China’s publicly listed companies have unveiled at least 20 billion yuan (US$2.73 billion) in buy-backs this week, as they set aside resources to prop up their own stock during a global meltdown in equity markets triggered by US President Donald Trump’s tariff war.

More than 100 companies have announced buy-backs, including China’s state oil company PetroChina and the world’s largest appliance maker Midea Group. Electric vehicle battery producer Contemporary Amperex Technology or CATL, which is said to be seeking about US$5 billion in an initial public offering (IPO) in Hong Kong this quarter, has set aside as much as 8 billion yuan to support its shares, according to filings.

These 100 companies are joining several deep-pocketed state funds under the umbrella of the nation’s US$1.3 trillion sovereign wealth fund, as they buy back shares and increase their stakes to prop up prices and prevent a meltdown in the US$10 trillion onshore stock market.

China’s central bank said this week that it would put its financial muscle and relending facilities behind the government’s buy-backs. China Chengtong Holdings Group and China Reform Holdings Corp. said they had allocated 100 billion yuan from the 1.63 trillion yuan of state-owned capital to buy stocks.
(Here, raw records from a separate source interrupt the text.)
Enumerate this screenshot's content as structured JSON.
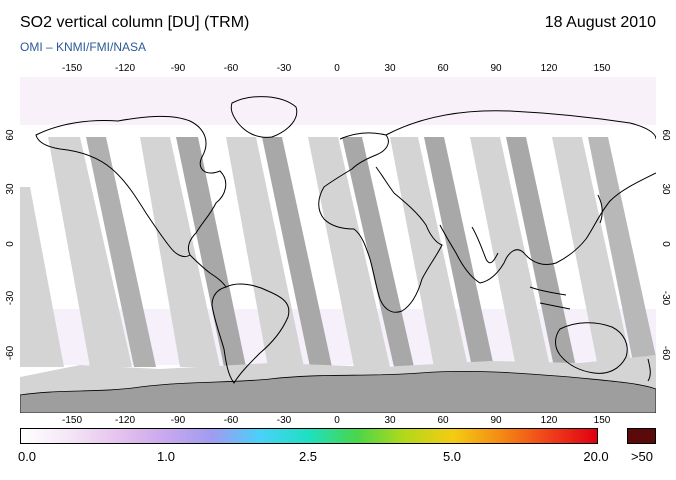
{
  "header": {
    "title": "SO2 vertical column [DU] (TRM)",
    "date": "18 August 2010",
    "credit": "OMI  –  KNMI/FMI/NASA"
  },
  "map": {
    "lon_ticks": [
      "-150",
      "-120",
      "-90",
      "-60",
      "-30",
      "0",
      "30",
      "60",
      "90",
      "120",
      "150"
    ],
    "lat_ticks": [
      "60",
      "30",
      "0",
      "-30",
      "-60"
    ],
    "colors": {
      "ocean": "#ffffff",
      "swath_light": "#d4d4d4",
      "swath_dark": "#a8a8a8",
      "antarctica": "#9e9e9e",
      "coast": "#000000"
    }
  },
  "colorbar": {
    "labels": [
      "0.0",
      "1.0",
      "2.5",
      "5.0",
      "20.0",
      ">50"
    ],
    "overflow_color": "#5a0a0a",
    "stops": [
      "#ffffff",
      "#f4e6f6",
      "#e6c4ee",
      "#c9a8ee",
      "#9f9cf0",
      "#48d2f8",
      "#1ee0c0",
      "#49d64a",
      "#b4d81a",
      "#f4cc12",
      "#f48a14",
      "#f0401a",
      "#e00010"
    ]
  }
}
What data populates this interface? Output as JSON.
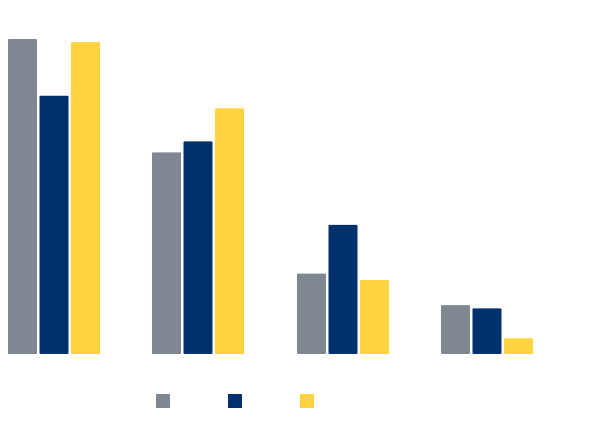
{
  "chart_data": {
    "type": "bar",
    "title": "",
    "xlabel": "",
    "ylabel": "",
    "ylim": [
      0,
      100
    ],
    "grid": false,
    "legend_position": "bottom",
    "categories": [
      "",
      "",
      "",
      ""
    ],
    "series": [
      {
        "name": "",
        "color": "#7f8890",
        "values": [
          100,
          64,
          25.5,
          15.5
        ]
      },
      {
        "name": "",
        "color": "#00306e",
        "values": [
          82,
          67.5,
          41,
          14.5
        ]
      },
      {
        "name": "",
        "color": "#ffd23f",
        "values": [
          99,
          78,
          23.5,
          5
        ]
      }
    ]
  }
}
Traders on the floor of the New York Stock Exchange on April 09, 2025. Photo: Getty Images via Agence France-Presse.
Traders on the floor of the New York Stock Exchange on April 09, 2025. Photo: Getty Images via Agence France-Presse.

These buy-backs “can be effective in containing the spread of panic and reducing the stampede in the market,” said Xu Chi, an analyst at Zhongtai Securities in Shanghai. “Besides curbing short-term volatility, [the biggest] listed companies are also sending a message of confidence in their future earnings to quell any panic [about] their businesses.”